This algorithm computes the OD retrievals at the CALIOP native horizontal resolution of 333m, called SODA
The following document describes from a high level point of view the synopsis and the theorical basis of the SODA 333m algorithm ( also known as CCSRM )
The error sources of SODA have been looked at carefully [Josset et al. GRL 2008, IEEE GRSL 2010]. However, as a new product, further evaluation is needed on a larger scale basis.
Efforts have been focused up to now on validating the 532 nm optical depth. Validation of the 1064 nm retrieval should be done soon.
SODA is a self calibrated product based on a monthly analysis of the ocean surface echo. Problems can be expected when there is a satellite maneuver or a CALIOP boresight alignements which correspond to signal variations important enough to impact the monthly calibration procedure. User should refer to the list of related actions on the NASA/LaRC website.
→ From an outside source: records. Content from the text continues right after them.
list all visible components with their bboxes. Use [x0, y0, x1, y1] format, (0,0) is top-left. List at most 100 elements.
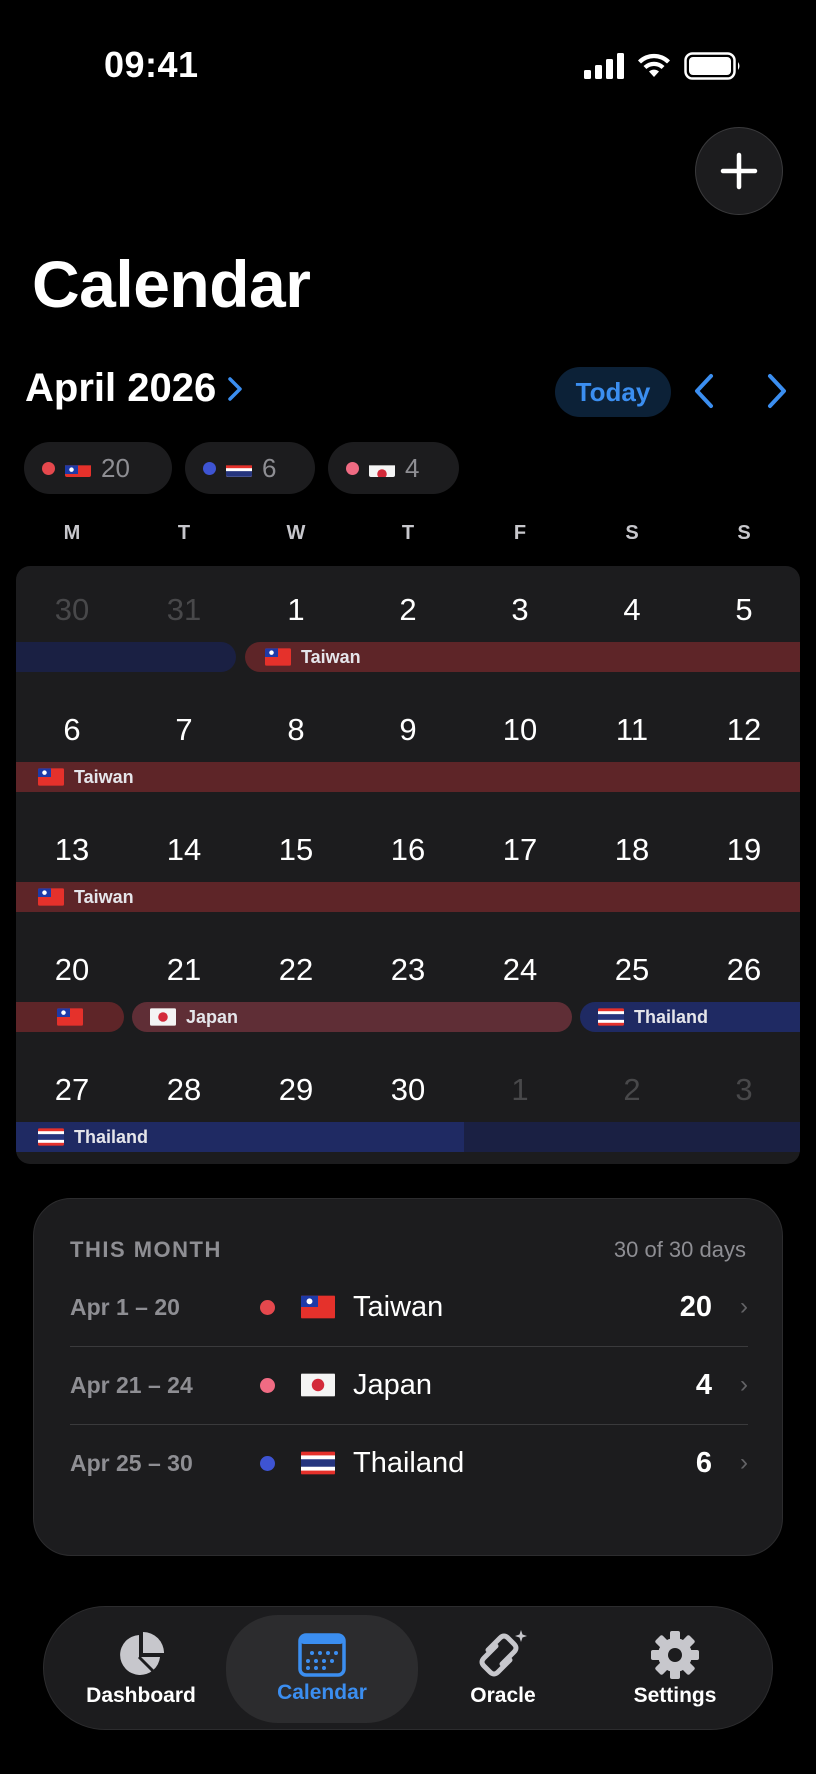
signal-icon: [584, 53, 624, 79]
taiwan-dot: [42, 461, 55, 475]
today-button[interactable]: Today: [555, 367, 671, 417]
chip-count: 4: [405, 452, 420, 483]
status-time: 09:41: [104, 44, 199, 85]
calendar-day[interactable]: 18: [576, 832, 688, 868]
calendar-day[interactable]: 9: [352, 712, 464, 748]
calendar-day[interactable]: 4: [576, 592, 688, 628]
trip-bar-label: Thailand: [634, 1006, 709, 1027]
calendar-day[interactable]: 2: [576, 1072, 688, 1108]
calendar-day[interactable]: 7: [128, 712, 240, 748]
calendar-day[interactable]: 3: [464, 592, 576, 628]
japan-flag-icon: [301, 1373, 335, 1397]
weekday-label: S: [737, 522, 751, 544]
calendar-day[interactable]: 20: [16, 952, 128, 988]
taiwan-flag-icon: [38, 768, 64, 786]
tab-oracle[interactable]: Oracle: [424, 1607, 582, 1731]
summary-row-japan[interactable]: Apr 21 – 24 Japan 4 ›: [70, 1346, 748, 1424]
next-month-button[interactable]: [765, 372, 789, 415]
summary-day-count: 30 of 30 days: [613, 1237, 746, 1262]
calendar-day[interactable]: 30: [16, 592, 128, 628]
calendar-day[interactable]: 23: [352, 952, 464, 988]
thailand-trip-bar[interactable]: Thailand: [580, 1002, 800, 1032]
chip-taiwan[interactable]: 20: [24, 442, 172, 494]
tab-label: Oracle: [470, 1684, 536, 1707]
calendar-day[interactable]: 17: [464, 832, 576, 868]
taiwan-trip-bar[interactable]: Taiwan: [16, 882, 800, 912]
calendar-day[interactable]: 6: [16, 712, 128, 748]
weekday-label: W: [286, 522, 306, 544]
calendar-day[interactable]: 26: [688, 952, 800, 988]
day-count: 6: [695, 1446, 712, 1479]
calendar-day[interactable]: 24: [464, 952, 576, 988]
tab-label: Dashboard: [86, 1684, 196, 1707]
calendar-day[interactable]: 29: [240, 1072, 352, 1108]
chip-count: 20: [101, 452, 130, 483]
day-count: 4: [695, 1368, 712, 1401]
wifi-icon: [638, 53, 670, 77]
taiwan-flag-icon: [301, 1295, 335, 1319]
previous-month-button[interactable]: [692, 372, 716, 415]
month-picker[interactable]: April 2026: [25, 366, 244, 411]
chip-thailand[interactable]: 6: [185, 442, 315, 494]
calendar-day[interactable]: 30: [352, 1072, 464, 1108]
calendar-day[interactable]: 28: [128, 1072, 240, 1108]
calendar-day[interactable]: 25: [576, 952, 688, 988]
calendar-day[interactable]: 10: [464, 712, 576, 748]
calendar-day[interactable]: 11: [576, 712, 688, 748]
chip-japan[interactable]: 4: [328, 442, 459, 494]
calendar-day[interactable]: 12: [688, 712, 800, 748]
calendar-day[interactable]: 27: [16, 1072, 128, 1108]
date-range: Apr 25 – 30: [70, 1449, 193, 1476]
calendar-day[interactable]: 8: [240, 712, 352, 748]
gear-icon: [651, 1631, 699, 1679]
country-name: Taiwan: [353, 1290, 444, 1323]
calendar-grid: Taiwan Taiwan Taiwan Japan Thailand Thai…: [16, 566, 800, 1164]
japan-trip-bar[interactable]: Japan: [132, 1002, 572, 1032]
summary-row-taiwan[interactable]: Apr 1 – 20 Taiwan 20 ›: [70, 1268, 748, 1346]
taiwan-trip-bar[interactable]: [16, 1002, 124, 1032]
thailand-dot: [203, 461, 216, 475]
page-title: Calendar: [32, 247, 311, 321]
month-label: April 2026: [25, 366, 217, 410]
thailand-flag-icon: [38, 1128, 64, 1146]
trip-bar-label: Thailand: [74, 1126, 149, 1147]
thailand-trip-bar[interactable]: [16, 642, 236, 672]
calendar-day[interactable]: 1: [240, 592, 352, 628]
country-name: Japan: [353, 1368, 433, 1401]
japan-flag-icon: [150, 1008, 176, 1026]
add-button[interactable]: [695, 127, 783, 215]
calendar-day[interactable]: 13: [16, 832, 128, 868]
date-range: Apr 1 – 20: [70, 1293, 180, 1320]
japan-dot: [260, 1377, 275, 1393]
calendar-day[interactable]: 15: [240, 832, 352, 868]
chevron-right-icon: [768, 374, 786, 408]
chevron-right-icon: ›: [740, 1293, 748, 1320]
trip-bar-label: Japan: [186, 1006, 239, 1027]
chip-count: 6: [262, 452, 277, 483]
tab-settings[interactable]: Settings: [596, 1607, 754, 1731]
summary-row-thailand[interactable]: Apr 25 – 30 Thailand 6 ›: [70, 1424, 748, 1502]
calendar-day[interactable]: 31: [128, 592, 240, 628]
calendar-day[interactable]: 16: [352, 832, 464, 868]
taiwan-trip-bar[interactable]: Taiwan: [16, 762, 800, 792]
thailand-flag-icon: [598, 1008, 624, 1026]
japan-dot: [346, 461, 359, 475]
tab-dashboard[interactable]: Dashboard: [62, 1607, 220, 1731]
taiwan-flag-icon: [38, 888, 64, 906]
calendar-day[interactable]: 14: [128, 832, 240, 868]
taiwan-dot: [260, 1299, 275, 1315]
calendar-day[interactable]: 19: [688, 832, 800, 868]
calendar-day[interactable]: 3: [688, 1072, 800, 1108]
thailand-trip-bar[interactable]: Thailand: [16, 1122, 464, 1152]
calendar-day[interactable]: 21: [128, 952, 240, 988]
thailand-trip-bar[interactable]: [464, 1122, 800, 1152]
taiwan-trip-bar[interactable]: Taiwan: [245, 642, 800, 672]
calendar-day[interactable]: 22: [240, 952, 352, 988]
calendar-day[interactable]: 1: [464, 1072, 576, 1108]
weekday-label: S: [625, 522, 639, 544]
tab-calendar[interactable]: Calendar: [226, 1615, 418, 1723]
calendar-day[interactable]: 2: [352, 592, 464, 628]
calendar-day[interactable]: 5: [688, 592, 800, 628]
chevron-left-icon: [695, 374, 713, 408]
status-icons: [584, 48, 742, 84]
SODA was primarily designed to study aerosols, although it seems the domain of validity can be extended to ice and water clouds, the current version of SODA does not contain all what is needed for this kind of research. It has to be kept in mind that :
- SODA retrieves the effective attenuation of the laser light and the total column effective optical depth are then derived. For aerosols, it is shown to be close from the optical depth as measured by MODIS [Josset et al. GRL 2008, IEEE GRSL 2010]. For water and ice clouds, multiple scattering should be taken into account and this is not the case in the first version of SODA, which provides effective optical depths. For water and ice clouds, SODA optical depth will typically be lowered by a factor going up to several units [Hu et al. Optics letters 2006] with respect to the single scattering optical depth.
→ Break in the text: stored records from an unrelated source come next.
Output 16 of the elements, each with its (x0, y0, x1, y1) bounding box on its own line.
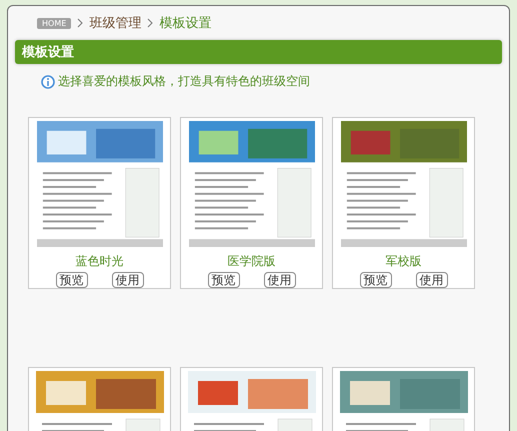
template-name: 军校版 (386, 253, 422, 270)
use-button[interactable]: 使用 (416, 272, 448, 288)
preview-button[interactable]: 预览 (208, 272, 240, 288)
breadcrumb-current: 模板设置 (159, 15, 212, 32)
use-button[interactable]: 使用 (112, 272, 144, 288)
template-name: 蓝色时光 (76, 253, 124, 270)
info-icon (41, 74, 55, 88)
template-name: 医学院版 (228, 253, 276, 270)
chevron-icon (147, 18, 154, 28)
hint-text: 选择喜爱的模板风格，打造具有特色的班级空间 (58, 73, 310, 90)
preview-button[interactable]: 预览 (56, 272, 88, 288)
breadcrumb-link[interactable]: 班级管理 (89, 14, 142, 32)
chevron-icon (77, 18, 84, 28)
section-title: 模板设置 (22, 44, 74, 61)
use-button[interactable]: 使用 (264, 272, 296, 288)
preview-button[interactable]: 预览 (360, 272, 392, 288)
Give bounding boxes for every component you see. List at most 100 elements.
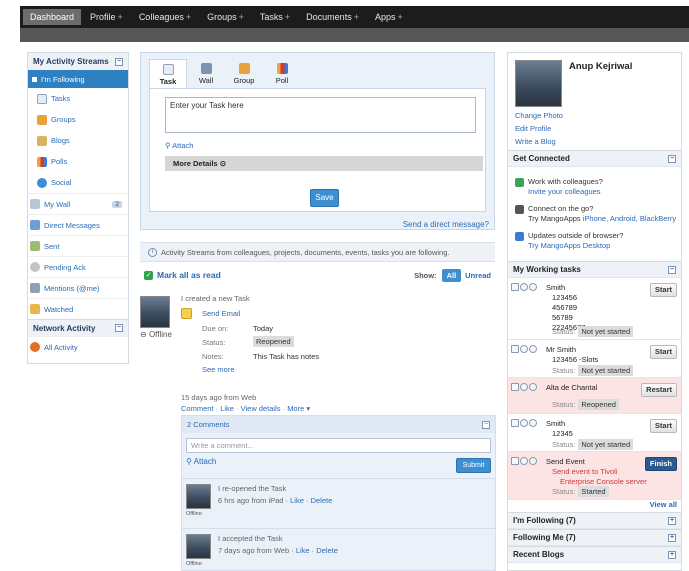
profile-photo[interactable] <box>515 60 562 107</box>
watched-icon <box>30 304 40 314</box>
task-icon <box>511 283 519 291</box>
start-button[interactable]: Start <box>649 283 677 297</box>
nav-groups[interactable]: Groups + <box>200 9 251 25</box>
collapse-icon[interactable]: − <box>115 324 123 332</box>
blogs-icon <box>37 135 47 146</box>
pending-icon <box>30 262 40 272</box>
sidebar-item-tasks[interactable]: Tasks <box>28 88 128 109</box>
profile-name[interactable]: Anup Kejriwal <box>569 61 632 72</box>
view-details-link[interactable]: View details <box>241 404 281 413</box>
view-all-link[interactable]: View all <box>508 500 681 512</box>
submit-button[interactable]: Submit <box>456 458 491 473</box>
clock-icon <box>529 283 537 291</box>
sidebar-item-blogs[interactable]: Blogs <box>28 130 128 151</box>
save-button[interactable]: Save <box>310 189 339 207</box>
groups-icon <box>37 114 47 125</box>
avatar[interactable] <box>140 296 170 328</box>
sidebar-item-mentions[interactable]: Mentions (@me) <box>28 277 128 298</box>
start-button[interactable]: Start <box>649 345 677 359</box>
collapse-icon[interactable]: − <box>115 57 123 66</box>
nav-profile[interactable]: Profile + <box>83 9 130 25</box>
finish-button[interactable]: Finish <box>644 457 677 471</box>
sidebar-item-polls[interactable]: Polls <box>28 151 128 172</box>
edit-profile-link[interactable]: Edit Profile <box>515 124 551 133</box>
recent-blogs-section-header[interactable]: Recent Blogs + <box>508 546 681 563</box>
clock-icon <box>529 457 537 465</box>
start-button[interactable]: Start <box>649 419 677 433</box>
sidebar-item-pending-ack[interactable]: Pending Ack <box>28 256 128 277</box>
attach-link[interactable]: ⚲ Attach <box>186 457 216 466</box>
connect-item-mobile: Connect on the go? Try MangoApps iPhone,… <box>508 200 681 227</box>
info-icon <box>520 383 528 391</box>
status-badge: Not yet started <box>578 326 634 337</box>
invite-colleagues-link[interactable]: Invite your colleagues <box>528 187 681 197</box>
like-link[interactable]: Like <box>296 546 310 555</box>
delete-link[interactable]: Delete <box>316 546 338 555</box>
comment-actions-row: ⚲ Attach Submit <box>182 453 495 478</box>
mobile-apps-link[interactable]: iPhone, Android, BlackBerry <box>583 214 676 223</box>
expand-icon[interactable]: + <box>668 550 676 559</box>
working-task-item[interactable]: Mr Smith 123456 -Slots Status: Not yet sta… <box>508 340 681 378</box>
write-blog-link[interactable]: Write a Blog <box>515 137 556 146</box>
like-link[interactable]: Like <box>290 496 304 505</box>
more-link[interactable]: More <box>287 404 304 413</box>
working-task-item[interactable]: Smith 123456 456789 56789 22245677 Status: No… <box>508 278 681 340</box>
working-task-item[interactable]: Alta de Chantal Status: Reopened Restart <box>508 378 681 414</box>
nav-dashboard[interactable]: Dashboard <box>23 9 82 25</box>
network-activity-header: Network Activity − <box>28 319 128 336</box>
sidebar-item-social[interactable]: Social <box>28 172 128 193</box>
filter-unread-link[interactable]: Unread <box>465 271 491 280</box>
comment-link[interactable]: Comment <box>181 404 214 413</box>
mark-all-read-link[interactable]: Mark all as read <box>157 270 221 280</box>
collapse-icon[interactable]: − <box>482 420 490 429</box>
task-note-icon <box>181 308 192 319</box>
left-sidebar: My Activity Streams − I'm Following Task… <box>27 52 129 364</box>
comments-count-link[interactable]: 2 Comments <box>187 420 230 429</box>
avatar[interactable] <box>186 484 211 509</box>
post-headline: I created a new Task <box>181 294 250 303</box>
tab-wall[interactable]: Wall <box>187 59 225 88</box>
restart-button[interactable]: Restart <box>641 383 677 397</box>
tasks-icon <box>37 93 47 104</box>
nav-apps[interactable]: Apps + <box>368 9 410 25</box>
sidebar-item-sent[interactable]: Sent <box>28 235 128 256</box>
desktop-app-link[interactable]: Try MangoApps Desktop <box>528 241 681 251</box>
nav-colleagues[interactable]: Colleagues + <box>132 9 198 25</box>
task-input[interactable]: Enter your Task here <box>165 97 476 133</box>
sidebar-item-groups[interactable]: Groups <box>28 109 128 130</box>
change-photo-link[interactable]: Change Photo <box>515 111 563 120</box>
comments-panel: 2 Comments − Write a comment... ⚲ Attach… <box>181 415 496 571</box>
working-task-item[interactable]: Send Event Send event to Tivoli Enterprise… <box>508 452 681 500</box>
direct-message-link[interactable]: Send a direct message? <box>403 220 489 229</box>
tab-task[interactable]: Task <box>149 59 187 89</box>
delete-link[interactable]: Delete <box>311 496 333 505</box>
like-link[interactable]: Like <box>220 404 234 413</box>
working-task-item[interactable]: Smith 12345 Status: Not yet started Start <box>508 414 681 452</box>
send-email-link[interactable]: Send Email <box>202 309 240 318</box>
expand-icon[interactable]: + <box>668 533 676 542</box>
pen-icon <box>200 63 212 74</box>
more-details-toggle[interactable]: More Details ⊙ <box>165 156 483 171</box>
following-me-section-header[interactable]: Following Me (7) + <box>508 529 681 546</box>
comment-input[interactable]: Write a comment... <box>186 438 491 453</box>
filter-all-button[interactable]: All <box>441 268 462 282</box>
collapse-icon[interactable]: − <box>668 154 676 163</box>
see-more-link[interactable]: See more <box>202 365 235 374</box>
sidebar-item-following[interactable]: I'm Following <box>28 70 128 88</box>
sidebar-item-direct-messages[interactable]: Direct Messages <box>28 214 128 235</box>
attach-link[interactable]: ⚲ Attach <box>165 141 193 150</box>
sidebar-item-watched[interactable]: Watched <box>28 298 128 319</box>
caret-down-icon: ▾ <box>306 404 311 413</box>
status-badge: Reopened <box>578 399 619 410</box>
nav-documents[interactable]: Documents + <box>299 9 366 25</box>
tab-poll[interactable]: Poll <box>263 59 301 88</box>
collapse-icon[interactable]: − <box>668 265 676 274</box>
nav-tasks[interactable]: Tasks + <box>253 9 297 25</box>
tab-group[interactable]: Group <box>225 59 263 88</box>
expand-icon[interactable]: + <box>668 516 676 525</box>
avatar[interactable] <box>186 534 211 559</box>
sidebar-item-all-activity[interactable]: All Activity <box>28 336 128 357</box>
following-section-header[interactable]: I'm Following (7) + <box>508 512 681 529</box>
composer-tabs: Task Wall Group Poll <box>141 53 494 89</box>
sidebar-item-my-wall[interactable]: My Wall 2 <box>28 193 128 214</box>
- Marine boundary layer aerosols will likely be present and included in all cloud optical depth retrievals.
- CloudSat beam is attenuated by liquid water clouds. Dense features are excluded in the current version of SODA but the interpretation of the optical thickness for a mixed aerosol/liquid water cloud feature is not straightforward. The expected attenuation (in dB) as a function of the liquid water path is approximatively linear and is reaching 6dB for LWPs of 0.8 kg/m2 (D. Josset, thèse UPMC, Paris, 2009).